The Ontario Court of Appeal's decision on Wednesday about whether or not to keep a patient on life support did not resolve the conundrums involved - and could not have done so. Only legislative change can help to alleviate such conflicts between families and doctors, without giving either side unilateral power over life-and-death questions.
In October, 2010, Hassan Rasouli suffered severe brain damage after tumour-removal surgery. He has been on a ventilator at Sunnybrook Hospital in Toronto ever since. His doctors see no medical purpose in keeping him on life support, and propose shifting him to palliative care; his family disagrees with them.
This dispute went to the Superior Court of Ontario, where Madam Justice Susan Himel decided in favour of the Rasouli family's request for a hearing by a tribunal called the Consent and Capacity Board - the bulk of the business of which concerns the mentally ill, not the dying.
The judge relied on the provincial Health Care Consent Act, which defines "treatment" to include "the withholding or withdrawal of treatment," so that the consent of Mr. Rasouli's wife, Parichehr Salasel, as his representative, would be needed to take him off the ventilator - to end that treatment.
Madam Justice Himel herself remarked on the circularity of the definition. It is an unsatisfyingly technical basis for a decision, and does not follow from any discernible principle or policy. In its turn, the Court of Appeal gallantly wrestled with the same point, which it ingeniously got around by saying that in this case the life support and the doctors' proposed palliative care added up to one integrated "treatment package," which required Ms. Salasel's consent.

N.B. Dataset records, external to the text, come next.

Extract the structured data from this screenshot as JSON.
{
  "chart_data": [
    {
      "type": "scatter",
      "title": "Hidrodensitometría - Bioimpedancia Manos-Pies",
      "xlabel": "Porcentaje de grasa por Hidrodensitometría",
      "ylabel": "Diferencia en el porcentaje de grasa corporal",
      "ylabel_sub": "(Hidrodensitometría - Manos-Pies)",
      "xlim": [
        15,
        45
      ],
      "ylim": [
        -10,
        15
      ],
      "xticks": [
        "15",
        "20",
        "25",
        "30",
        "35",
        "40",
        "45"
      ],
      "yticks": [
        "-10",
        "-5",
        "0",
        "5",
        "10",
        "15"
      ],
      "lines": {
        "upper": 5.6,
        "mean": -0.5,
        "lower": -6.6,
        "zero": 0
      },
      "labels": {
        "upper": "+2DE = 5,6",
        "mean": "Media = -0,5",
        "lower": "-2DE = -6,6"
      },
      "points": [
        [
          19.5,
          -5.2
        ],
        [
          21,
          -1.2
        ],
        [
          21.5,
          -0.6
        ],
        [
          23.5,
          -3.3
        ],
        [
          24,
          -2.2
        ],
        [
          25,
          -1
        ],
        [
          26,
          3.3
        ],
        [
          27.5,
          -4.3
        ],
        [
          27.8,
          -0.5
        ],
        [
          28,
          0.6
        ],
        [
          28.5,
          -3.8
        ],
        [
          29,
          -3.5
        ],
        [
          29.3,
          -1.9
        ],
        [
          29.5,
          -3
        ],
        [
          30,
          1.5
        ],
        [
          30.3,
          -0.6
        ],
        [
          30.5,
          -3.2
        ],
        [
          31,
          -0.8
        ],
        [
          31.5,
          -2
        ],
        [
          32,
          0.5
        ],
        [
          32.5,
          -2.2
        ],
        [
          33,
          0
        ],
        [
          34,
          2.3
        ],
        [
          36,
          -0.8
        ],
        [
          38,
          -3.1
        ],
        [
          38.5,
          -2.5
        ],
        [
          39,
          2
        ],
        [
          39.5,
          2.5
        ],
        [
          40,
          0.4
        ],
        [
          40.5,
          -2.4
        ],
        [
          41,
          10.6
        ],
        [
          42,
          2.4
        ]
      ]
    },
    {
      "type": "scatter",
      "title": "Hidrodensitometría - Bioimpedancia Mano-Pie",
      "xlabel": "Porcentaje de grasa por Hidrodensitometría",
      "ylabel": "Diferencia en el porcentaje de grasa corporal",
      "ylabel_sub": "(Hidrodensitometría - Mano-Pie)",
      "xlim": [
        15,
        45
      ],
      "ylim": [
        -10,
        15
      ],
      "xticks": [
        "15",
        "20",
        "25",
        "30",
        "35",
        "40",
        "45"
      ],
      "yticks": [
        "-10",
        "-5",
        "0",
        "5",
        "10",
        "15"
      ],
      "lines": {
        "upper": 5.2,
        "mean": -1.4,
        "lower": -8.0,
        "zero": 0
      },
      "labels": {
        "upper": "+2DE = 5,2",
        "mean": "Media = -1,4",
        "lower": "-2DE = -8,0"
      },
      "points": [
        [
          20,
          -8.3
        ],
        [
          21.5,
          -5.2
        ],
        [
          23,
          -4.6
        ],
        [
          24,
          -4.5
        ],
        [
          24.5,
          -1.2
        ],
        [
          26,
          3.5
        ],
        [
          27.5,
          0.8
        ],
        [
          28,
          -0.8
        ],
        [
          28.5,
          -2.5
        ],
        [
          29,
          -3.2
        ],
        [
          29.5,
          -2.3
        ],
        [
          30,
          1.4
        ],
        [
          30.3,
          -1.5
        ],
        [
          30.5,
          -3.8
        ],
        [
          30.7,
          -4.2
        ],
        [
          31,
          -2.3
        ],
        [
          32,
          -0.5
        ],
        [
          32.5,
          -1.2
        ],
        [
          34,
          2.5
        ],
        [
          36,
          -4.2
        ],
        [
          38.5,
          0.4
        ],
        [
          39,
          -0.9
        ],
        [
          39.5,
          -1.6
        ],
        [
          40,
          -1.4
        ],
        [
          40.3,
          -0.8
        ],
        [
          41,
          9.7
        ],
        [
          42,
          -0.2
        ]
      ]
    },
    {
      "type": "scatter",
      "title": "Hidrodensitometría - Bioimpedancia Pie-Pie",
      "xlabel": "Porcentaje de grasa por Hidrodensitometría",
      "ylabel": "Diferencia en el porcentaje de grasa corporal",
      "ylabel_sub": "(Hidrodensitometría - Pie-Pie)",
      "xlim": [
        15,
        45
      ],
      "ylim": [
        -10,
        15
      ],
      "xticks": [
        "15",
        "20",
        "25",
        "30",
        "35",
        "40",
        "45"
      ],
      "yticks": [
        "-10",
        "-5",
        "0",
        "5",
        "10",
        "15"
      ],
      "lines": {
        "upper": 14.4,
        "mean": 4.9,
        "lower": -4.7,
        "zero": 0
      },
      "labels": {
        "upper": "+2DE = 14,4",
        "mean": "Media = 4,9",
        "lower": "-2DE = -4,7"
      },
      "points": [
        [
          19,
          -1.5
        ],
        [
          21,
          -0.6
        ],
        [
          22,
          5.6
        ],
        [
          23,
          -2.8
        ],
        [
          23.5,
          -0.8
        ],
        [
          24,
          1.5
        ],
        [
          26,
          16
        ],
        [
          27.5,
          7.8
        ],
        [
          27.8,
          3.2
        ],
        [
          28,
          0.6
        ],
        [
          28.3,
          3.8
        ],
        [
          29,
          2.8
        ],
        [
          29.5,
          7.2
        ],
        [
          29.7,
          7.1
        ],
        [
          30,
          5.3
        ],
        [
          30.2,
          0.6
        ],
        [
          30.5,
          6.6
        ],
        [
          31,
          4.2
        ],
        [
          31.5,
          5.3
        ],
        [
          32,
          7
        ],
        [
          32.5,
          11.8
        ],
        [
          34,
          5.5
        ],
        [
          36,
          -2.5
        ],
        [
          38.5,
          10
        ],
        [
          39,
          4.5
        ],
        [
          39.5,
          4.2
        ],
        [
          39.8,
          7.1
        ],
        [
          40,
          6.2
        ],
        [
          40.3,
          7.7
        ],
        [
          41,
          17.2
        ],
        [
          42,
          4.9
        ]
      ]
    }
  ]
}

Consent to treatment is a highly artificial principle to apply to these situations. Unless a no longer conscious patient has left very clear and detailed instructions in anticipation of a whole range of circumstances, the patient's supposed wishes must indeed be important, but not an all-powerful criterion.
It seems irrational to compel doctors to treat, in particular, to make them continue a treatment that they believe to be of no medical value. On the other hand, given the constant pressure on the health-care system, there is some risk that doctors could become biased by their views on how to allocate limited resources, even in matters of life and death.
An either/or choice between a family's and a doctor's opinions cannot wholly be avoided, but it can at least be mitigated.
As things stand, physicians do not simply have unilateral power to withdraw treatment. Hospitals, and ultimately self-regulatory bodies such as the College of Physicians and Surgeons in Ontario, have criteria about whether there is any medical benefit to continuing the treatment of a presumably dying person. Those criteria help establish a standard of care.
As a matter of common law, the family can go to the court alleging that the physician has failed to exercise the requisite standard of care - much as in any medical negligence case. Doctors need to be held to that standard, in the light of the best available medical knowledge and their profession's criteria.
Still, court proceedings are complex, formal and expensive.
The Consent and Capacity Board of Ontario can provide a faster, simpler review hearing than a superior court can give. But as the board is now constituted, neither its mandate nor its membership enables it to adequately consider the issues in cases such as Mr. Rasouli's. As its name signifies, it is mainly concerned with consent, and someone's mental ability to give (or refuse) consent to treatment.
One-third of the board's members are lawyers (or retired judges), one-third psychiatrists, and one-third come from the general public. There is no provision for physicians other than psychiatrists.
The Health Care Consent Act should be substantially revamped to make it part of the board's job to consider whether continuing treatment of patients on life support provides any medical benefit, that is, whether the physicians have complied with their standard of care.
Moreover, doctors primarily concerned with bodies, rather than with minds and souls, should have input, not only as witnesses, but as adjudicators, too. This should not, however, abolish ultimate recourse to the courts.
Any such legislative change will not come in time for Mr. Rasouli, though his case may yet go to the Supreme Court of Canada, where the judges are comparatively comfortable with policy and with broad principles.
There will be no panacea to solve disputes between doctors and families in end-of-life situations. But a law that articulated the principles to be applied and balanced would be real progress from the present yawning gap.